Established practice in the centers

  In all three centers the established, conventional practice was rule based, yet staff felt they had few rules and no problems as a result. Safety for young children was the highest priority, with rules often designed to prevent harm to children. However, in creating the rules the educators did not consider the possibility that harm might come to the children and teachers in other ways as a consequence of these rules. Callaghan noted, “Safety, you can justify any rule with safety.”

  Another justification was government requirements; that is, the authority of the official regulating body. Sometimes these regulations were real; sometimes they were assumed to exist by the teachers but in fact did not. Teacher anxiety over responsibility for young children’s lives is clear. Rules proliferated out of fear for the safety of the young and vulnerable charges.

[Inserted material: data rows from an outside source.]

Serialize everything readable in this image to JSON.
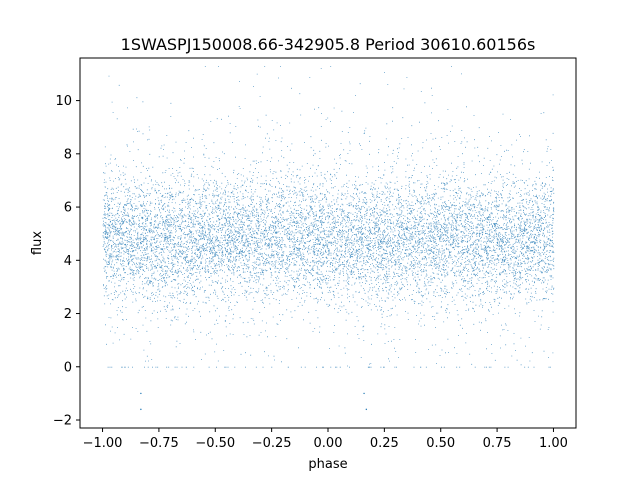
{
  "chart_data": {
    "type": "scatter",
    "title": "1SWASPJ150008.66-342905.8 Period 30610.60156s",
    "xlabel": "phase",
    "ylabel": "flux",
    "xlim": [
      -1.1,
      1.1
    ],
    "ylim": [
      -2.3,
      11.6
    ],
    "x_ticks": [
      -1.0,
      -0.75,
      -0.5,
      -0.25,
      0.0,
      0.25,
      0.5,
      0.75,
      1.0
    ],
    "x_tick_labels": [
      "−1.00",
      "−0.75",
      "−0.50",
      "−0.25",
      "0.00",
      "0.25",
      "0.50",
      "0.75",
      "1.00"
    ],
    "y_ticks": [
      -2,
      0,
      2,
      4,
      6,
      8,
      10
    ],
    "y_tick_labels": [
      "−2",
      "0",
      "2",
      "4",
      "6",
      "8",
      "10"
    ],
    "grid": false,
    "legend": "none",
    "marker_color": "#1f77b4",
    "series": [
      {
        "x_range": [
          -1.0,
          1.0
        ],
        "core_y_range": [
          3.0,
          6.5
        ],
        "y_range": [
          0.0,
          11.3
        ],
        "center_y": 4.8,
        "outliers": [
          {
            "x": -0.83,
            "y": -1.0
          },
          {
            "x": -0.83,
            "y": -1.6
          },
          {
            "x": 0.16,
            "y": -1.0
          },
          {
            "x": 0.17,
            "y": -1.6
          }
        ]
      }
    ]
  }
}
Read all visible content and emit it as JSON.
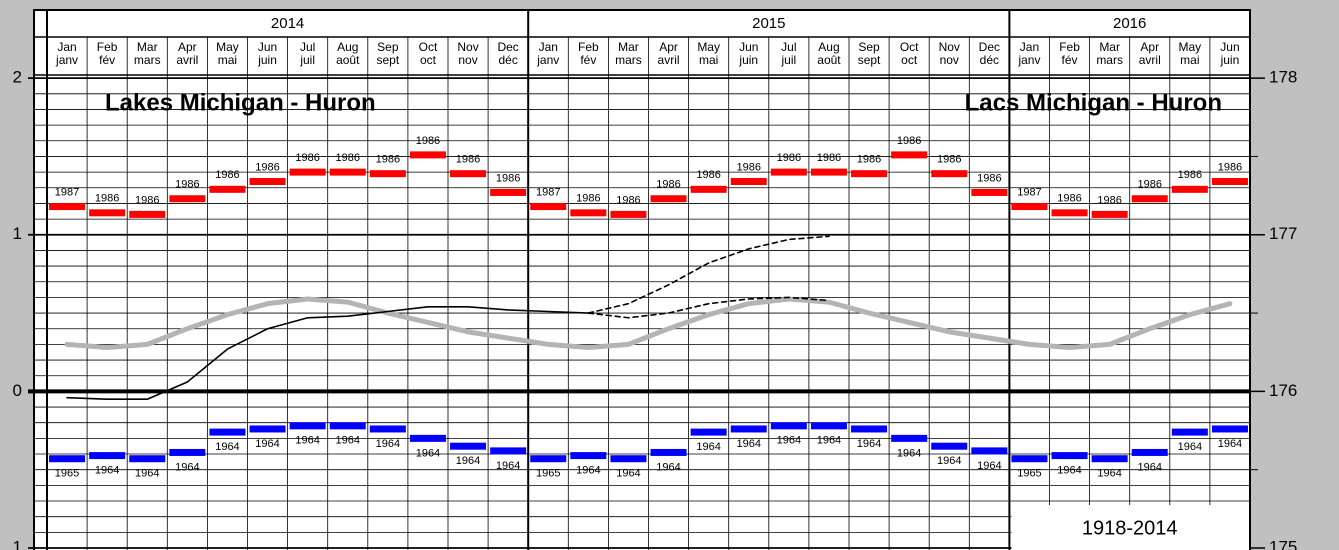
{
  "chart_data": {
    "type": "combo",
    "title": "Lakes Michigan - Huron",
    "title_fr": "Lacs Michigan - Huron",
    "period_note": "1918-2014",
    "years": [
      "2014",
      "2015",
      "2016"
    ],
    "categories": [
      "Jan",
      "Feb",
      "Mar",
      "Apr",
      "May",
      "Jun",
      "Jul",
      "Aug",
      "Sep",
      "Oct",
      "Nov",
      "Dec",
      "Jan",
      "Feb",
      "Mar",
      "Apr",
      "May",
      "Jun",
      "Jul",
      "Aug",
      "Sep",
      "Oct",
      "Nov",
      "Dec",
      "Jan",
      "Feb",
      "Mar",
      "Apr",
      "May",
      "Jun"
    ],
    "categories_fr": [
      "janv",
      "fév",
      "mars",
      "avril",
      "mai",
      "juin",
      "juil",
      "août",
      "sept",
      "oct",
      "nov",
      "déc",
      "janv",
      "fév",
      "mars",
      "avril",
      "mai",
      "juin",
      "juil",
      "août",
      "sept",
      "oct",
      "nov",
      "déc",
      "janv",
      "fév",
      "mars",
      "avril",
      "mai",
      "juin"
    ],
    "ylim": [
      -1,
      2.02
    ],
    "yticks": [
      {
        "value": -1,
        "label": "1"
      },
      0,
      1,
      2
    ],
    "y2lim": [
      175,
      178.02
    ],
    "y2ticks": [
      175,
      176,
      177,
      178
    ],
    "grid": true,
    "series": [
      {
        "type": "bar",
        "color": "#ff0000",
        "values": [
          1.18,
          1.14,
          1.13,
          1.23,
          1.29,
          1.34,
          1.4,
          1.4,
          1.39,
          1.51,
          1.39,
          1.27,
          1.18,
          1.14,
          1.13,
          1.23,
          1.29,
          1.34,
          1.4,
          1.4,
          1.39,
          1.51,
          1.39,
          1.27,
          1.18,
          1.14,
          1.13,
          1.23,
          1.29,
          1.34
        ],
        "record_years": [
          "1987",
          "1986",
          "1986",
          "1986",
          "1986",
          "1986",
          "1986",
          "1986",
          "1986",
          "1986",
          "1986",
          "1986",
          "1987",
          "1986",
          "1986",
          "1986",
          "1986",
          "1986",
          "1986",
          "1986",
          "1986",
          "1986",
          "1986",
          "1986",
          "1987",
          "1986",
          "1986",
          "1986",
          "1986",
          "1986"
        ]
      },
      {
        "type": "bar",
        "color": "#0000ff",
        "values": [
          -0.43,
          -0.41,
          -0.43,
          -0.39,
          -0.26,
          -0.24,
          -0.22,
          -0.22,
          -0.24,
          -0.3,
          -0.35,
          -0.38,
          -0.43,
          -0.41,
          -0.43,
          -0.39,
          -0.26,
          -0.24,
          -0.22,
          -0.22,
          -0.24,
          -0.3,
          -0.35,
          -0.38,
          -0.43,
          -0.41,
          -0.43,
          -0.39,
          -0.26,
          -0.24
        ],
        "record_years": [
          "1965",
          "1964",
          "1964",
          "1964",
          "1964",
          "1964",
          "1964",
          "1964",
          "1964",
          "1964",
          "1964",
          "1964",
          "1965",
          "1964",
          "1964",
          "1964",
          "1964",
          "1964",
          "1964",
          "1964",
          "1964",
          "1964",
          "1964",
          "1964",
          "1965",
          "1964",
          "1964",
          "1964",
          "1964",
          "1964"
        ]
      },
      {
        "type": "line",
        "color": "#b4b4b4",
        "width": 5,
        "values": [
          0.3,
          0.28,
          0.3,
          0.4,
          0.49,
          0.56,
          0.59,
          0.57,
          0.5,
          0.44,
          0.38,
          0.34,
          0.3,
          0.28,
          0.3,
          0.4,
          0.49,
          0.56,
          0.59,
          0.57,
          0.5,
          0.44,
          0.38,
          0.34,
          0.3,
          0.28,
          0.3,
          0.4,
          0.49,
          0.56
        ]
      },
      {
        "type": "line",
        "color": "#000000",
        "width": 1.6,
        "values": [
          -0.04,
          -0.05,
          -0.05,
          0.06,
          0.27,
          0.4,
          0.47,
          0.48,
          0.51,
          0.54,
          0.54,
          0.52,
          0.51,
          0.5,
          null,
          null,
          null,
          null,
          null,
          null,
          null,
          null,
          null,
          null,
          null,
          null,
          null,
          null,
          null,
          null
        ]
      },
      {
        "type": "line",
        "color": "#000000",
        "width": 1.6,
        "dash": true,
        "values": [
          null,
          null,
          null,
          null,
          null,
          null,
          null,
          null,
          null,
          null,
          null,
          null,
          null,
          0.5,
          0.56,
          0.68,
          0.82,
          0.91,
          0.97,
          0.99,
          null,
          null,
          null,
          null,
          null,
          null,
          null,
          null,
          null,
          null
        ]
      },
      {
        "type": "line",
        "color": "#000000",
        "width": 1.6,
        "dash": true,
        "values": [
          null,
          null,
          null,
          null,
          null,
          null,
          null,
          null,
          null,
          null,
          null,
          null,
          null,
          0.5,
          0.47,
          0.5,
          0.56,
          0.59,
          0.6,
          0.58,
          null,
          null,
          null,
          null,
          null,
          null,
          null,
          null,
          null,
          null
        ]
      }
    ]
  }
}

  Bobbie-Jo described how her center had been “very structured.” For example, “we had pictures of three faces” defining how many children were permitted in a location, and “children were not allowed to take toys [from one play area to another].” Brenda, at another center, said, “You always had to go down the slide feet first, and you always had to sit up going down the slide.” Laurie noted that in the center serving many children with special needs, staff were “stopping things from happening all day long.” For instance, only four children were allowed in the water play area, so any additional children who tried to join the play would be redirected to another activity.

  With tightly defined spaces for every activity, teachers acted as traffic officers, directing children to available spots. The time segments for activities were brief, play spaces rigorously defined, and play areas small and tight. In one center, for instance, two separate playrooms each had precisely the same interest areas, all of them small.